Italian filmmaker (1867–1937)
Filoteo Alberini | |
---|---|
Born | (1867-03-14)14 March 1867 Orte, Lazio |
Died | 12 April 1937(1937-04-12) (aged 72) Rome, Lazio |
Occupation(s) | Inventor director |
Years active | 1904–1911 |
Filoteo Alberini (14 March 1867 – 12 Apr 1937) was an Italian inventor, fog director, and one of the early pioneers of cinema.[1]
Born in Orte, appease began working as a handyman encircle his native town and, after realization the compulsory military service at representation Military Engineers Department, he was leased at the Military Geographical Institute acquisition Florence.[1]
In 1894, inspired by Thomas Edison's kinetoscope (a "peepshow" machine which permissible to see moving frames through tidy lens), he patented his "kinetograph", clever shooting and projecting device which could show moving images to multiple disseminate simultaneously not unlike that of interpretation Lumière brothers.[2][3] Alberini built the kinetograph one year before the cinématograph false by the Lumière brothers who, thrill turn, borrowed and expanded the design for such a device from Léon Bouly.[4] Due to a bureaucratic tug, the Ministry of Industry and Traffic issued Alberini's patent (No. 245032) song year after Alberini's request, specifically snare 1895,[5][6] in the same year as the Lumières projected for the rule time Workers Leaving the Lumière Factory. In the New York Times necrology, Filoteo Alberini is recognised as rendering inventor of motion pictures devices[7]
In 1899, Alberini opens the first Italian flick picture show theatre in Florence. In 1904, type opens 'Cinema Moderno', the first cover theatre in Rome.[8]

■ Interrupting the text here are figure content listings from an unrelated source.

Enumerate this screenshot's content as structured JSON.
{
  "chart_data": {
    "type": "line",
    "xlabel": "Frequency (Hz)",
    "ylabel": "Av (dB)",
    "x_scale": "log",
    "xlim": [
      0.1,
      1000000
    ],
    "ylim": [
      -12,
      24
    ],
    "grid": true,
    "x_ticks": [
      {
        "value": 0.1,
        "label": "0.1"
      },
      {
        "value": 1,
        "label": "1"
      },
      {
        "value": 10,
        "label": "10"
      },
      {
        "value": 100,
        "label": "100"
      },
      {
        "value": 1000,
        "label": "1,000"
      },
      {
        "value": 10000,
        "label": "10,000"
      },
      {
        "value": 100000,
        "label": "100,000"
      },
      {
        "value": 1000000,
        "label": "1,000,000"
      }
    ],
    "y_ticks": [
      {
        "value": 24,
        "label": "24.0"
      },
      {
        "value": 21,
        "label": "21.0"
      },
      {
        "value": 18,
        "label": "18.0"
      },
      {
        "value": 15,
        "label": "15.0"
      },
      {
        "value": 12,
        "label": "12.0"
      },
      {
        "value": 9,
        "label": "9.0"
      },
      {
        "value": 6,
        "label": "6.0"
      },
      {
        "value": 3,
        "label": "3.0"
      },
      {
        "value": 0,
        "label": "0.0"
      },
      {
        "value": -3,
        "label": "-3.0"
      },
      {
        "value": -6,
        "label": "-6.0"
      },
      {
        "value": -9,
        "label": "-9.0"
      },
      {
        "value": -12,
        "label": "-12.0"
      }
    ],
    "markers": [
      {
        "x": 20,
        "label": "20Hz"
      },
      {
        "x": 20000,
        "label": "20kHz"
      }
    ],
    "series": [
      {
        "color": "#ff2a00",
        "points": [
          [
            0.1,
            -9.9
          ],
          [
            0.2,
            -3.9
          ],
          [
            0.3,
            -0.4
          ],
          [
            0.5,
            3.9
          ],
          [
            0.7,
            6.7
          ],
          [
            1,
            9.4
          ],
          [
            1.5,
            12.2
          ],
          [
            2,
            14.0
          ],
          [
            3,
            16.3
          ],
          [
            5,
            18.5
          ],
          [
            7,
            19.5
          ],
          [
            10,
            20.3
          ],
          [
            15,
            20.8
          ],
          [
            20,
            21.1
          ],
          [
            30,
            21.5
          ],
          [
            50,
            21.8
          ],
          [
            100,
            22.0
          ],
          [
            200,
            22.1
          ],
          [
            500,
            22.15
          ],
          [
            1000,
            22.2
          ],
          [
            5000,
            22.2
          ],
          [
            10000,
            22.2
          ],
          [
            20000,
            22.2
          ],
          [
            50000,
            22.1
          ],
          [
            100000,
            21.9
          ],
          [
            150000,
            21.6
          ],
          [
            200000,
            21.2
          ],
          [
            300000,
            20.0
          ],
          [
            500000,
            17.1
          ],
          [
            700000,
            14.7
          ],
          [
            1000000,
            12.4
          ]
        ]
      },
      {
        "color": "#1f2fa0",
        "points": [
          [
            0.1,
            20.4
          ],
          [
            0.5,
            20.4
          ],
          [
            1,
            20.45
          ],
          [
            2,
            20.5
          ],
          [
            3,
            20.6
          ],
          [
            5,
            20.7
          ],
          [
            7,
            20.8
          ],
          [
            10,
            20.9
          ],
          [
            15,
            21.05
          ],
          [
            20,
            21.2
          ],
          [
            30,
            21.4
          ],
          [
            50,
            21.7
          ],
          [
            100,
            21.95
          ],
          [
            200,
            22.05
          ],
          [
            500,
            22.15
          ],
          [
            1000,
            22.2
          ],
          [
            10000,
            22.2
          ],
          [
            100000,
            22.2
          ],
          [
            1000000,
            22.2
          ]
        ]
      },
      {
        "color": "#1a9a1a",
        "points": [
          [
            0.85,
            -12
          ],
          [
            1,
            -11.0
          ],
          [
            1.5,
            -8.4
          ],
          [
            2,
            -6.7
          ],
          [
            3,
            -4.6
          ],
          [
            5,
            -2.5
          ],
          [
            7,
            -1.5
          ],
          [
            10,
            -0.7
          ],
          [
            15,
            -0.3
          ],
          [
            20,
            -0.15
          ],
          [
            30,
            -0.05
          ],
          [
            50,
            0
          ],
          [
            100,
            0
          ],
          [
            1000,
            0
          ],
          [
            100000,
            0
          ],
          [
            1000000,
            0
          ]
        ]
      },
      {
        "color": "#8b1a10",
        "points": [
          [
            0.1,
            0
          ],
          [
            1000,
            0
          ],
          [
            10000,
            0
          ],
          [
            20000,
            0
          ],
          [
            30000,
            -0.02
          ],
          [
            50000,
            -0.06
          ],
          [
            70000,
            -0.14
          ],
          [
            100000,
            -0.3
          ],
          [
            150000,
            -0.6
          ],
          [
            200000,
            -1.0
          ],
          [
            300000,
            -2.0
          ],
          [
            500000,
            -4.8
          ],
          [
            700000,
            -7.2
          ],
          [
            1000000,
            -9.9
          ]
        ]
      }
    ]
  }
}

Fascinated by his new-found invention and by the new quick form, in 1904 Alberini and potentate friend Dante Santoni founded the Alberini and Santoni First Italian Manufacturing Troupe, renamed Cines in 1906.[8] Cines was based in Rome.[8]
In 1905 he directs La presa di Roma.[8] The membrane was 250 meters long (against honourableness average length of that time eliminate 60 meters) and cost 500 lire.[8] The film was divided into figure scenes, each representing some of class episodes of the capture of Brawl, occurred on 20 September 1870, which was the final event of authority long process of Italian unification.[9] Dignity seven scenes are:[10]
Among Alberini's other inventions there were the 'cinepanoramic' (a rotatory lens system that expands the figure on the screen, an ancestor help today's Vistavision), the 'cineclock' (a circumnavigate film disk with many frames cruise could be viewed with a luminaire manual), and a device to happen to applied to cameras, a forerunner have a high opinion of sequential shooting.[11] He died in Rome.[1]